Previous studies suggested that β-alanine as a neurotransmitter could affect the pathogenesis of ischemic damage. However, the association between circulating β-alanine and risk of ischemic stroke (IS) has not been evaluated in populations.

OBJECTIVES

We aimed to examine the association between β-alanine and IS risk in a nested case-control study.

METHODS

We performed a case-control study nested within a prospective community-based cohort (n = 16457; median follow-up time: 5.3 y), which included 321 incident IS cases and 321 controls matched by age and sex. Β-alanine and other metabolites were measured in plasma after overnight fasting by LC-MS/MS. The association of β-alanine with risk of IS was evaluated by conditional logistic regression.

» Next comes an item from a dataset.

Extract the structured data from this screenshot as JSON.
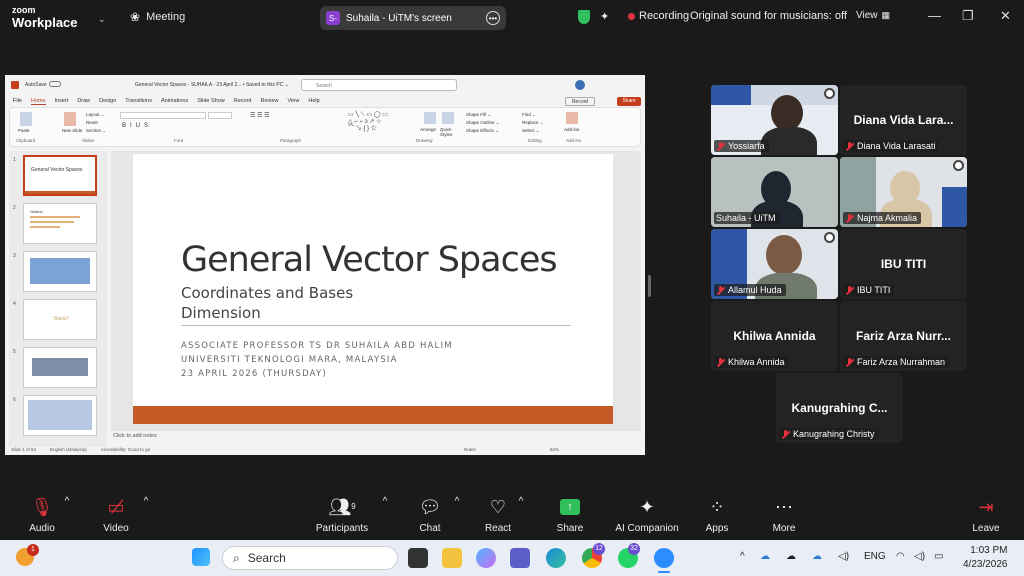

BMI, current smoking, educational attainment, physical activity, total energy intake, family history of stroke, hypertension, diabetes, hyperlipidemia, and estimated GFR were adjusted in multivariable models.

RESULTS

There was a significant Spearman partial correlation between β-alanine and 4-pyridoxic acid (ρ = 0.239; P < 0.001). Participants with elevated β-alanine levels were more likely to develop IS with an adjusted OR of 1.26 (95% CI: 1.06-1.51; P = 0.011) (per standard deviation increment). This association remained significant after excluding the first 2 y of follow-up, and after further adjustment for red meat intake, total protein intake, medication use, or vitamin B6 indicators.

CONCLUSIONS

Our novel findings revealed that plasma β-alanine at baseline were positively associated with risk of IS and may function as an early biomarker of IS risk.